Nelle ultime due settimane sono occorsi, in Medioriente, almeno tre eventi di grande importanza che sono stati quasi completamente ignorati dai mezzi di informazione mainstream.
Innanzi tutto in Arabia Saudita vi è stato quello che possiamo definire tranquillamente come un colpo di stato. Il principe reggente Mohammed bin Salman, figlio del re Salman, ha imbastito un’operazione che, in nome della lotta alla corruzione, ha portato all’arresto di undici dirigenti d’alto livello di imprese, ministri e principi. Inoltre sono stati dimissionati il Miteb bin Abdullah, capo della Guardia Nazionale, la struttura militare parallela all’esercito di cui è dotato il Regno, e figlio del precedente Re – quindi cugino di Mohammed dato che l’Arabia Saudita ha avuto fino ad ora un peculiare sistema di successione su linea fraterna e non filiale – e possibile contendente al trono, e del capo della Marina Militare, Abdullah bin Sultan. In questo modo Mohammed bin Salman ha concentrato su di sé tutto il potere militare: è già ministro della difesa, ora ha avocato anche il comando della Guardia Nazionale ed ha estromesso del tutto la famiglia del vecchio re. Tra gli altri arrestati si annoverano anche Alwaleed bin Talal, finanziere che ha partecipazioni anche in grosse imprese occidentali, sopratutto nel campo dei media (News Corporation e Twitter) e della tecnologia (Apple).
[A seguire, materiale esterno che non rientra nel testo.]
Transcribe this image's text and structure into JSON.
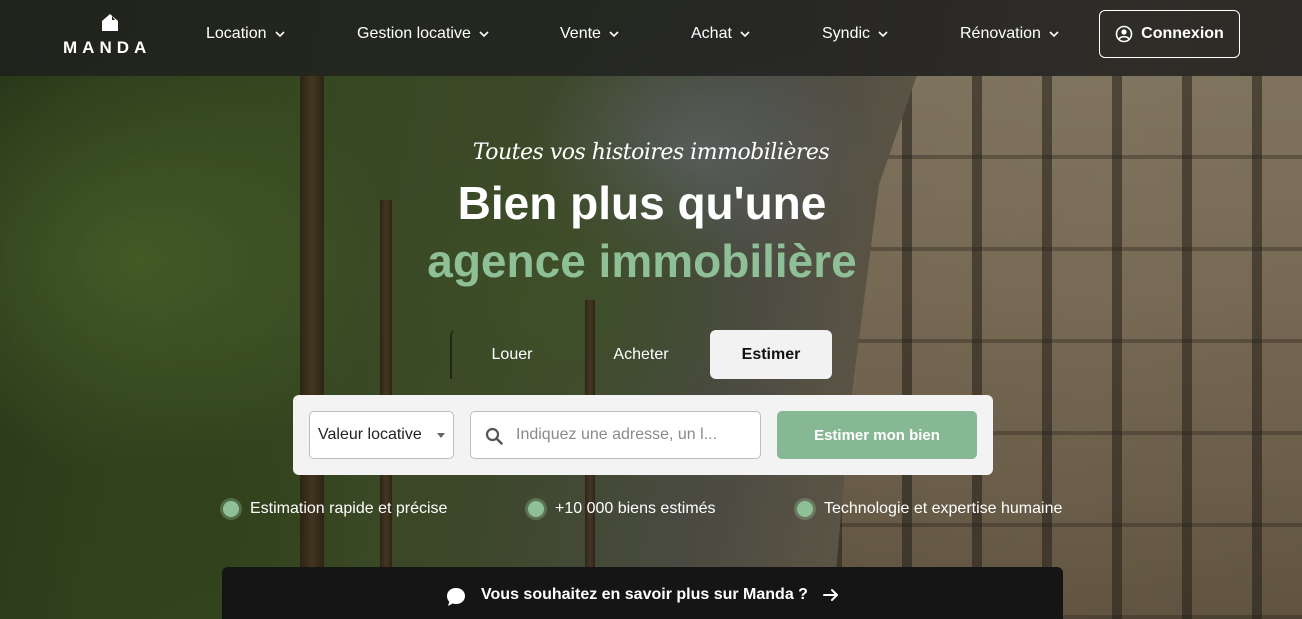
{
  "brand": {
    "name": "MANDA",
    "accent": "#8fbf96",
    "button_green": "#86b893"
  },
  "nav": {
    "items": [
      {
        "label": "Location"
      },
      {
        "label": "Gestion locative"
      },
      {
        "label": "Vente"
      },
      {
        "label": "Achat"
      },
      {
        "label": "Syndic"
      },
      {
        "label": "Rénovation"
      }
    ],
    "login_label": "Connexion",
    "login_icon": "user-circle-icon"
  },
  "hero": {
    "tagline": "Toutes vos histoires immobilières",
    "title_line1": "Bien plus qu'une",
    "title_line2": "agence immobilière"
  },
  "tabs": {
    "items": [
      {
        "label": "Louer"
      },
      {
        "label": "Acheter"
      },
      {
        "label": "Estimer",
        "active": true
      }
    ]
  },
  "search": {
    "select_value": "Valeur locative",
    "address_placeholder": "Indiquez une adresse, un l...",
    "address_value": "",
    "submit_label": "Estimer mon bien"
  },
  "features": [
    {
      "label": "Estimation rapide et précise"
    },
    {
      "label": "+10 000 biens estimés"
    },
    {
      "label": "Technologie et expertise humaine"
    }
  ],
  "info_bar": {
    "label": "Vous souhaitez en savoir plus sur Manda ?",
    "icon": "chat-bubble-icon",
    "arrow_icon": "arrow-right-icon"
  }
}
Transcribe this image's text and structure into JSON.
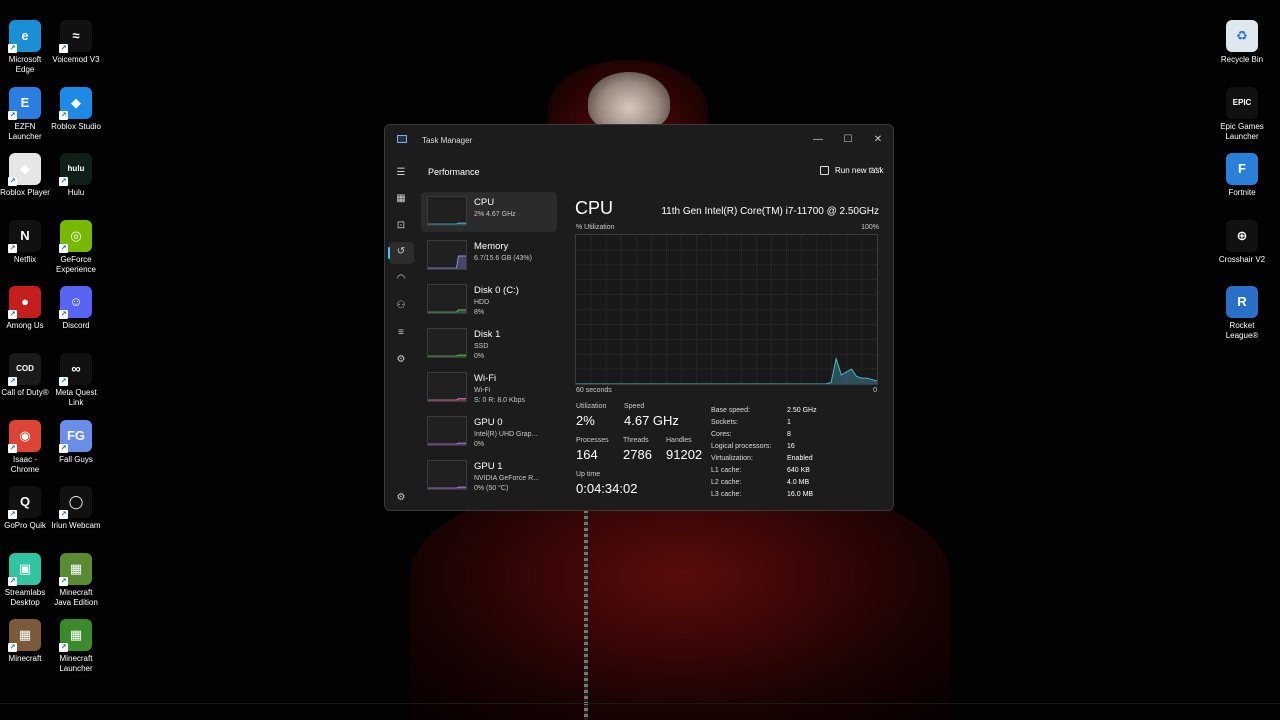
{
  "desktop_left": [
    {
      "label": "Microsoft Edge",
      "color": "#1a8fd6",
      "glyph": "e"
    },
    {
      "label": "Voicemod V3",
      "color": "#111111",
      "glyph": "≈"
    },
    {
      "label": "EZFN Launcher",
      "color": "#2b7de0",
      "glyph": "E"
    },
    {
      "label": "Roblox Studio",
      "color": "#1e8ae6",
      "glyph": "◆"
    },
    {
      "label": "Roblox Player",
      "color": "#e6e6e6",
      "glyph": "◆"
    },
    {
      "label": "Hulu",
      "color": "#102018",
      "glyph": "hulu"
    },
    {
      "label": "Netflix",
      "color": "#111111",
      "glyph": "N"
    },
    {
      "label": "GeForce Experience",
      "color": "#76b900",
      "glyph": "◎"
    },
    {
      "label": "Among Us",
      "color": "#c41e1e",
      "glyph": "●"
    },
    {
      "label": "Discord",
      "color": "#5865f2",
      "glyph": "☺"
    },
    {
      "label": "Call of Duty®",
      "color": "#1a1a1a",
      "glyph": "COD"
    },
    {
      "label": "Meta Quest Link",
      "color": "#111111",
      "glyph": "∞"
    },
    {
      "label": "Isaac - Chrome",
      "color": "#db4437",
      "glyph": "◉"
    },
    {
      "label": "Fall Guys",
      "color": "#6a8ee8",
      "glyph": "FG"
    },
    {
      "label": "GoPro Quik",
      "color": "#111111",
      "glyph": "Q"
    },
    {
      "label": "Iriun Webcam",
      "color": "#111111",
      "glyph": "◯"
    },
    {
      "label": "Streamlabs Desktop",
      "color": "#31c3a2",
      "glyph": "▣"
    },
    {
      "label": "Minecraft Java Edition",
      "color": "#5a8a34",
      "glyph": "▦"
    },
    {
      "label": "Minecraft",
      "color": "#7a5a3a",
      "glyph": "▦"
    },
    {
      "label": "Minecraft Launcher",
      "color": "#3c8a2c",
      "glyph": "▦"
    }
  ],
  "desktop_right": [
    {
      "label": "Recycle Bin",
      "color": "#dfe8ee",
      "glyph": "♻"
    },
    {
      "label": "Epic Games Launcher",
      "color": "#111111",
      "glyph": "EPIC"
    },
    {
      "label": "Fortnite",
      "color": "#2a7fd8",
      "glyph": "F"
    },
    {
      "label": "Crosshair V2",
      "color": "#111111",
      "glyph": "⊕"
    },
    {
      "label": "Rocket League®",
      "color": "#2a6fc8",
      "glyph": "R"
    }
  ],
  "window": {
    "title": "Task Manager",
    "minimize": "—",
    "maximize": "☐",
    "close": "✕"
  },
  "header": {
    "title": "Performance",
    "run_task": "Run new task",
    "more": "⋯"
  },
  "nav_icons": [
    "hamburger-icon",
    "processes-icon",
    "performance-icon",
    "app-history-icon",
    "startup-icon",
    "users-icon",
    "details-icon",
    "services-icon",
    "settings-icon"
  ],
  "resources": [
    {
      "name": "CPU",
      "sub1": "2% 4.67 GHz",
      "sub2": "",
      "line": "#4db8d6",
      "usage": 0.02
    },
    {
      "name": "Memory",
      "sub1": "6.7/15.6 GB (43%)",
      "sub2": "",
      "line": "#8f8fe8",
      "usage": 0.43
    },
    {
      "name": "Disk 0 (C:)",
      "sub1": "HDD",
      "sub2": "8%",
      "line": "#5cb85c",
      "usage": 0.08
    },
    {
      "name": "Disk 1",
      "sub1": "SSD",
      "sub2": "0%",
      "line": "#5cb85c",
      "usage": 0
    },
    {
      "name": "Wi-Fi",
      "sub1": "Wi-Fi",
      "sub2": "S: 0 R: 8.0 Kbps",
      "line": "#e07ab8",
      "usage": 0.05
    },
    {
      "name": "GPU 0",
      "sub1": "Intel(R) UHD Grap...",
      "sub2": "0%",
      "line": "#b07ae8",
      "usage": 0
    },
    {
      "name": "GPU 1",
      "sub1": "NVIDIA GeForce R...",
      "sub2": "0% (50 °C)",
      "line": "#b07ae8",
      "usage": 0
    }
  ],
  "cpu": {
    "title": "CPU",
    "model": "11th Gen Intel(R) Core(TM) i7-11700 @ 2.50GHz",
    "util_label": "% Utilization",
    "max_label": "100%",
    "time_label": "60 seconds",
    "min_label": "0",
    "history": [
      0,
      0,
      0,
      0,
      0,
      0,
      0,
      0,
      0,
      0,
      0,
      0,
      0,
      0,
      0,
      0,
      0,
      0,
      0,
      0,
      0,
      0,
      0,
      0,
      0,
      0,
      0,
      0,
      0,
      0,
      0,
      0,
      0,
      0,
      0,
      0,
      0,
      0,
      0,
      0,
      0,
      0,
      0,
      0,
      0,
      0,
      0,
      0,
      0,
      0,
      1,
      17,
      6,
      8,
      10,
      5,
      4,
      4,
      3,
      2
    ],
    "stats": {
      "utilization": {
        "label": "Utilization",
        "value": "2%"
      },
      "speed": {
        "label": "Speed",
        "value": "4.67 GHz"
      },
      "processes": {
        "label": "Processes",
        "value": "164"
      },
      "threads": {
        "label": "Threads",
        "value": "2786"
      },
      "handles": {
        "label": "Handles",
        "value": "91202"
      },
      "uptime": {
        "label": "Up time",
        "value": "0:04:34:02"
      }
    },
    "specs": [
      {
        "key": "Base speed:",
        "value": "2.50 GHz"
      },
      {
        "key": "Sockets:",
        "value": "1"
      },
      {
        "key": "Cores:",
        "value": "8"
      },
      {
        "key": "Logical processors:",
        "value": "16"
      },
      {
        "key": "Virtualization:",
        "value": "Enabled"
      },
      {
        "key": "L1 cache:",
        "value": "640 KB"
      },
      {
        "key": "L2 cache:",
        "value": "4.0 MB"
      },
      {
        "key": "L3 cache:",
        "value": "16.0 MB"
      }
    ]
  }
}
Il regno saudita ha una struttura di potere caratterizzata da una famiglia reale di dimensioni esorbitanti – oltre cinquemila membri – che ricalca la struttura tribale esistente prima della nascita dello stato moderno e questa peculiarità ha portato alla creazione di un complesso sistema di bilanciamento tra poteri e camere di compensazione che garantissero una rappresentanza a tutti i membri del’élite al potere con il re nel ruolo di primus inter pari. Il regno, che possiamo definire tranquillamente come una delle strutture statali più autoritarie al mondo, è guidato quindi non tanto in modo autocratico da un singolo ma da una formula di concertazione tra le diverse componenti della classe dominante. In un articolo apparso su formiche.net ed in un altro pezzo apparso online su l’Internazionale si ipotizza che la mossa di Mohammed bin Salman sia legata sopratutto a uno scontro interno alla classe dirigente saudita tra chi, gli arrestati e i loro clientes, sono legati al vecchio modello ed il Principe e la sua cordata che invece vogliono rilanciare in senso dinamico l’economia Saudita con anche aperture in senso riformista che aiutino anche l’immagine del paese. Come si faceva notare nell’articolo apparso su formiche.net in questo periodo l’Arabia Saudita ha deciso di vendere sul mercato azionario delle quote di Saudi Aramco, l’azienda petrolifera di stato, per liberalizzare l’economia ed incamerare dei fondi per lanciare i propri progetti mastodontici, che prevedono la creazione di gigantesche smart city da costruire ex novo. Proprio in questi giorni, per altro, sono in corso le trattative per scegliere la piazza finanziaria su cui condurre un’operazione da centinaia di miliardi di USD. Se venisse scelta Wall Street questo potrebbe significare un rilancio della partenership tra USA e Arabia Saudita: non più basata sull’acquisto da parte statunitense del greggio saudita ma su robuste transazioni finanziarie.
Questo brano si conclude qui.